# Forum Home Renovation Retaining Walls  excavating narrow area

## stell1

Hi i need to excavate the side of my house- remove stones/small boulders from reatining wall, level ground so can pave area and build new retaining wall. problem is the side doorway is very narrow only 800 or so wide and there is no other access, everyone i have called re mini dingos says i need clearance of 1050..is there anyway i can get this done any other way? Does anyone know of anyone in the north/east area (heidelberg/ivanhoe) that can possibly do this at a reasonable price? I have already called dingo australia to see who has a dingo with the skinny wheels to try fit in but they dont know so i have called so many guys with no luck..i recently had a stump remover go in and remove some tree stumps and he managed to get a smaller machine in there so heres hoping, someone can help...cheers

----------


## Planned LScape

There are mini excavators that have retractable tracks, which can go close to 800mm, but I dont have that info on hand. They will only be a small machine, but may help you out.

----------


## Terrian

> Does anyone know of anyone in the north/east area (heidelberg/ivanhoe) that can possibly do this at a reasonable price?

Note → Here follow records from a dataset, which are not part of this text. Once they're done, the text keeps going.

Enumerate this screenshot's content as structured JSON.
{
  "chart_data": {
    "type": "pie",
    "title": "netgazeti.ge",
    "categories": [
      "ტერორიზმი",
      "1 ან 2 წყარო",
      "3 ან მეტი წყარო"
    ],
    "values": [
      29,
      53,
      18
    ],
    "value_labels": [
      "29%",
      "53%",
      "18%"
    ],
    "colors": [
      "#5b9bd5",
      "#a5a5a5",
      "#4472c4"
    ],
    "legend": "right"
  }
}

  No such mythical creature exists  :Biggrin:  
Give Kennards a call (kennards.com.au) and see if their mini loader will fit (Post Hole Mini Loader Attachment - $48.00 for 24hrs hire) 
Or perhaps Coates (http://www.coates.com.au) they have mini excavators / loaders as well, there is one just near bulleen art & garden)

----------


## dazzler

Even a machine at 800mm wont be able to move much.  I would suggest blokes n barrows with a skip as close as possible.  :Frown:

----------


## namtrak

Maybe a trencher? 
Probably better off getting onto a shovel and going for it - want take you anywhere as long as you might think - just keep at it   :2thumbsup:

----------